We’re nearly two years into this global pandemic. Those of us fortunate enough to work from home have traded in our daily commutes for Zoom, Meet, Teams, Skype and Co.
And while “the overall energy saved as a result of less commuting is still around four times larger than the increase in residential energy consumption” (source: IEA), we still leave a carbon footprint in home office.
Judging by the way my computer fan revs up, video calls seem to be data (and energy) hogs. According to a recent study,
Just one hour of videoconferencing or streaming […] emits 150-1,000 grams of carbon dioxide […], requires 2-12 liters of water and demands a land area adding up to about the size of an iPad Mini. But leaving your camera off during a web call can reduce these footprints by 96%.
So how could we reduce data transmission during video calls?
1. We could redesign video chat apps to be greener
First off, what’s the point of a video conference if you don’t use video?
I’ve found there situations where you simply don’t need all participants’ cameras and/or mics on:
- When only one person is doing the talking
- When only one person is doing the presenting
- If there are more participants in the call than there is screen real estate to display all their images
- If a participant is not really participating
- When you’re on a slow or spotty connection
- When you’re running out of battery
The problem is: video chat apps were not designed to use less data or make it easy for the user behave in an energy-saving manner.
We could redesign them to be green by default: instead of “always on”, the default should be “mostly off”. And we could nudge people to turn off cameras and audio when they’re not needed and thus reduce upstream data transfer.
This is how it could work:
- When a participant enters Presentation mode, all other participants’ cameras and microphones are shut off (or at least they are prompted to do so) by default. Default options reinforce a desired behavior or help drive a specific outcome.

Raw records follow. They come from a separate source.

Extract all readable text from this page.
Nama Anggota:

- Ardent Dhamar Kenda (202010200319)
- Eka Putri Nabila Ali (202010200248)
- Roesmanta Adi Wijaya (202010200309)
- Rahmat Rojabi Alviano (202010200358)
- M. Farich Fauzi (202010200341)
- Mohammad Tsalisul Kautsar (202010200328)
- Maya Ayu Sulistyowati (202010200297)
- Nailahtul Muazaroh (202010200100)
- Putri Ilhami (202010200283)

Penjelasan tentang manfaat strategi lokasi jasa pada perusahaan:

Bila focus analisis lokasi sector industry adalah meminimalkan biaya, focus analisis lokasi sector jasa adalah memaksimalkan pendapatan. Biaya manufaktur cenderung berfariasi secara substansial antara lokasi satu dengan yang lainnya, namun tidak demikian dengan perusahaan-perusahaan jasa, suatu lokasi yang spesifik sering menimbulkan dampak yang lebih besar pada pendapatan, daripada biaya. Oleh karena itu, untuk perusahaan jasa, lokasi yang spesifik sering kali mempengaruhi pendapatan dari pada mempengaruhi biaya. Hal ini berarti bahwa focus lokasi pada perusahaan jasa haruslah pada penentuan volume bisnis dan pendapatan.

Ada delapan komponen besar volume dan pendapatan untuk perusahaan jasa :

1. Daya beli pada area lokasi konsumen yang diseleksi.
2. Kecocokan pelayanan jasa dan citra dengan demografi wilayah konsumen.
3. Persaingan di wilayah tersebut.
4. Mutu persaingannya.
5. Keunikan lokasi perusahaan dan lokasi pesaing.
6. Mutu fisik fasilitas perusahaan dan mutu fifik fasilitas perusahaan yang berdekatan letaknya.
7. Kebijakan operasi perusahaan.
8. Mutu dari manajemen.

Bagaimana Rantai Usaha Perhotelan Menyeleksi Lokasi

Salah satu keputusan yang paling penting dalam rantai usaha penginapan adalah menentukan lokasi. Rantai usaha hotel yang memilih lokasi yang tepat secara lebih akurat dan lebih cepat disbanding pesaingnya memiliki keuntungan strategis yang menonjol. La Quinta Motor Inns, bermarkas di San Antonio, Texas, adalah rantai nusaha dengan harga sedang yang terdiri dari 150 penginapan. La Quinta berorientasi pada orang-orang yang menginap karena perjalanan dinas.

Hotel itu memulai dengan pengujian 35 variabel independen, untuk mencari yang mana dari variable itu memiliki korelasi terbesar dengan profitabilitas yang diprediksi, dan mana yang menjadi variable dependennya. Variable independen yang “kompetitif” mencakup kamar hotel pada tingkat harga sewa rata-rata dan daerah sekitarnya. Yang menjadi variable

- Giving users immediate feedback on their actions in red (= bad) and green (= good) makes it easier for them to cut back energy use
- Inactive participants can be muted and hidden
- Video quality can be set to “low” by default
- Camera streaming is turned off when on a slow/spotty connection or low on battery
Instead of displaying the data transfer rate or estimated kilowatt hours – information that makes you think too much – the user receives “ambient” feedback on data usage using colors and smilies, which is easier to process. As Professor Jaap Ham says in the Podcast How to Save the World, “Giving feedback directly at the right moment in time and in place where you’re performing the behavior – that’s most effective for actually changing behavior.”
Demo
2. We could fix things under the hood
On the technical side, video chat apps could likely be optimized to save data and energy while making the user experience more performant (i.e. faster).
Now without getting into video codecs (something I know basically nothing about), I took a quick peek at which resources Google Meet loads during a call and noticed right away:
Alternative image formats such as WebP for images are not served for profile pictures (I “squooshed” the largest pic, reducing it by 68% from a 20.1 kb JPG to 6.4 kb WebP, or by 81% to a 3.9 kb AVIF)
The same image is downloaded in several sizes, which is redundant
Fonts (379 kb) could be reduced by subsetting or by using SVG for the icons that are needed
Now I’m not trying to pick on Google Meet – I think it’s one of the best video chat apps around. I’m just trying to make the point that I’m sure all video chat apps could “cut the fat” pretty easily. And especially since those tools have become something of a necessity during a global pandemic, even small savings in data transmission must translate to noticeable energy savings in the end.